Je vous le livre tel quel. Il fait réfléchir à nos propres petites compromissions avec la vérité !



Chère rumeur,


Tu es une créature pâle qui passe d’un corps à l’autre, se faufile dans les oreilles, les bouches et les boucles de mails, les nombrils et les plis virtuels. Pareille à certains insectes, tu prolifères dans le noir et dans l’humide, déstabilisant notre écosystème virtuel, brouillant nos radars, flattant nos fantasmes. L’infestation commence comme un jeu, et sans même y penser, avec une légèreté presque innocente, on se fait ton écho. Les psychologues Allport & Postman en 1947 ont identifié trois processus qui aident, ensuite, la créature que tu es à se propager : - le processus de réduction, c’est-à-dire la simplification du message initial - le processus d’accentuation, quand on ajoute, sans même s’en rendre compte, des petits détails inventés pour rendre un récit un peu plus frappant - le processus d’assimilation, le fait qu’on retienne certaines informations incertaines, parce qu’au fond, elles arrangent bien notre vision du monde.


De toi, chère rumeur, j’ai parfois été l’objet, comme il m’est arrivé de me mettre à ton service. Pas plus qu’un autre, je ne suis immaculée. Il m’est arrivé de dauber sur des gens, de diffuser des potins légers, d’éprouver des animosités sans fondement. Ni monstre, ni sainte. Qui aujourd’hui pour l’être ? Mais je lutte contre mes propres tendances, c’est même pour ça que je t’écris, j’aimerais ne pas laisser le Gremlin l’emporter.

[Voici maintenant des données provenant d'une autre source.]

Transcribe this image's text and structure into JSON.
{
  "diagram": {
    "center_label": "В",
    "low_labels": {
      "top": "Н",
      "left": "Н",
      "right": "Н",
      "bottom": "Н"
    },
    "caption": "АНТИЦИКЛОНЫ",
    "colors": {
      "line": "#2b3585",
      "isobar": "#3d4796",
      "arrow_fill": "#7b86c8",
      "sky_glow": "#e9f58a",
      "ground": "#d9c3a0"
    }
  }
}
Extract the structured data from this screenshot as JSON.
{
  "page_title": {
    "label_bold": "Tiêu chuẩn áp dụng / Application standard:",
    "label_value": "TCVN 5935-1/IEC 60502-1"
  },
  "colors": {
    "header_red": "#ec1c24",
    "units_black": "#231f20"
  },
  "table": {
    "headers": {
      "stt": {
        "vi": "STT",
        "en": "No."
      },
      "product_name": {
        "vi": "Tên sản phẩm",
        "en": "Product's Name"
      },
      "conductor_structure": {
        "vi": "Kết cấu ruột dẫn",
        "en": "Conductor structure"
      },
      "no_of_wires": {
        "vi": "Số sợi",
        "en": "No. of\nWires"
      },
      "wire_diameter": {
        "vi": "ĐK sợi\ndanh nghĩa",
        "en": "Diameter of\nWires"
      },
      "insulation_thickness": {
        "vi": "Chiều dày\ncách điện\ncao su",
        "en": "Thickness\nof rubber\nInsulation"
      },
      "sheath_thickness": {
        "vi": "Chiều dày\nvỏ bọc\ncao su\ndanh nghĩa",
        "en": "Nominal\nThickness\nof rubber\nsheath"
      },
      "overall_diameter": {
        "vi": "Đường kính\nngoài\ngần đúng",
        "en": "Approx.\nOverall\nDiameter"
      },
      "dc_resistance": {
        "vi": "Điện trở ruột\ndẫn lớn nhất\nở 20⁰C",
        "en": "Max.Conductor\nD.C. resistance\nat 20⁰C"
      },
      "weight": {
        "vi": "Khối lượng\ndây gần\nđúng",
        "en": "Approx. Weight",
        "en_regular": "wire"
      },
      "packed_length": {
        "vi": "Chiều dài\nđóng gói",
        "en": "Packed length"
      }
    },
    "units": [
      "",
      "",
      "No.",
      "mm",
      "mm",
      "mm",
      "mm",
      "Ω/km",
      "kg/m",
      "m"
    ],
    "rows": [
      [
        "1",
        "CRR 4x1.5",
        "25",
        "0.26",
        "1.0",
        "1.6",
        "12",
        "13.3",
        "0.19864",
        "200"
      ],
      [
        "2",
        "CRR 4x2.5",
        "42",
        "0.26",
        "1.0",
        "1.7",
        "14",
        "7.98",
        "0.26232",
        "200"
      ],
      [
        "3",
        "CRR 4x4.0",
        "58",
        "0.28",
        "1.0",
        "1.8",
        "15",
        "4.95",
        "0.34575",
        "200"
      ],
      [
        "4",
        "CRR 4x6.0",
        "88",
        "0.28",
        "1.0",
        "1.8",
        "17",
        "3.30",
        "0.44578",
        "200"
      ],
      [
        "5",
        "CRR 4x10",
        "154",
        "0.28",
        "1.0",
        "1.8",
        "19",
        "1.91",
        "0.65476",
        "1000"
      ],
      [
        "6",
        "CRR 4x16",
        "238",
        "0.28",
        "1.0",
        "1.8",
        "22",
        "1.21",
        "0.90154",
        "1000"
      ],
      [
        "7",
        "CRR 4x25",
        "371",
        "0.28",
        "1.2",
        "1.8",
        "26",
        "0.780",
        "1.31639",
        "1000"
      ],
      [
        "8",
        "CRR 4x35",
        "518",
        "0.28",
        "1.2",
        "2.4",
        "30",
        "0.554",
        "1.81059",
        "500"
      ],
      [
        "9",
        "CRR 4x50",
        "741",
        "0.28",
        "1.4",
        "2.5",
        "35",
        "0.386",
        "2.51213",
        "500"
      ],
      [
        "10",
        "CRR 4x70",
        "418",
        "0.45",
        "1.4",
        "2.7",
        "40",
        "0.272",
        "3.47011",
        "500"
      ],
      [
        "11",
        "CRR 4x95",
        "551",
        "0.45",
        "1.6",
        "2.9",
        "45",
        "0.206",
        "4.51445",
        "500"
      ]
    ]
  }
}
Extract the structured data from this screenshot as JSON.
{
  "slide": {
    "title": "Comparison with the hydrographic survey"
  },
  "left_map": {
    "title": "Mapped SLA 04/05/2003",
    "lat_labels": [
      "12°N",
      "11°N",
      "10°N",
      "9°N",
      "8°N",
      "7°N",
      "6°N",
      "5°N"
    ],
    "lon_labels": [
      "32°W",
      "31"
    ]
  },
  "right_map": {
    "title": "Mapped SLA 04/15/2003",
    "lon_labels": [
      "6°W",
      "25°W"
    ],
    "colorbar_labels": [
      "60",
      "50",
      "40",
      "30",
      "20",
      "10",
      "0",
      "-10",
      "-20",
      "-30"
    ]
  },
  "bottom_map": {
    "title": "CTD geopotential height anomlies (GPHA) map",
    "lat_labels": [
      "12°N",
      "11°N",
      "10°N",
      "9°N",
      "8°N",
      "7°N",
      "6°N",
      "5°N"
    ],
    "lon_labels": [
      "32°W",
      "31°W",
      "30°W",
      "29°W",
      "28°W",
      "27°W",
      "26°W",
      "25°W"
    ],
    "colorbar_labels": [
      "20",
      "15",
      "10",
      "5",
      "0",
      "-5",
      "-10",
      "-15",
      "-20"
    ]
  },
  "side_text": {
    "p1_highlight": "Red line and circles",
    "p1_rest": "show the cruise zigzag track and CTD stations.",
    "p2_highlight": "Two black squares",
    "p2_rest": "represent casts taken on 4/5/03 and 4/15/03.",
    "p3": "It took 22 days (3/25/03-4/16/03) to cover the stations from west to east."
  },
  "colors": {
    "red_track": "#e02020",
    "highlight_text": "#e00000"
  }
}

Car chacun peut devenir l’homme qui a vu l’homme qui a vu l’ours, et - sans penser à mal - participer de la déformation de la réalité. Avec, souvent, les conséquences politiques que l’on sait. Mais il faut, ici, descendre encore un peu. La rumeur : de quoi parle-t-on exactement ?


D’une toilette publique que tout le monde utilise mais donc chacun croit être le seul à connaître l’emplacement - écrit Mbougar Sarr. Avec lui, je crois qu’il n’y a pas de secret véritable, au cœur de la rumeur, mais seulement des personnes qui aimeraient en détenir un – détenir un secret, ou une vérité rare dont ils auraient le privilège. Nous aimons les rumeurs, parce qu’elles nous donnent l’illusion de posséder une rare monnaie d’échange social. Un savoir privilégié. Nous savons vaguement quelque chose que personne ne sait vraiment…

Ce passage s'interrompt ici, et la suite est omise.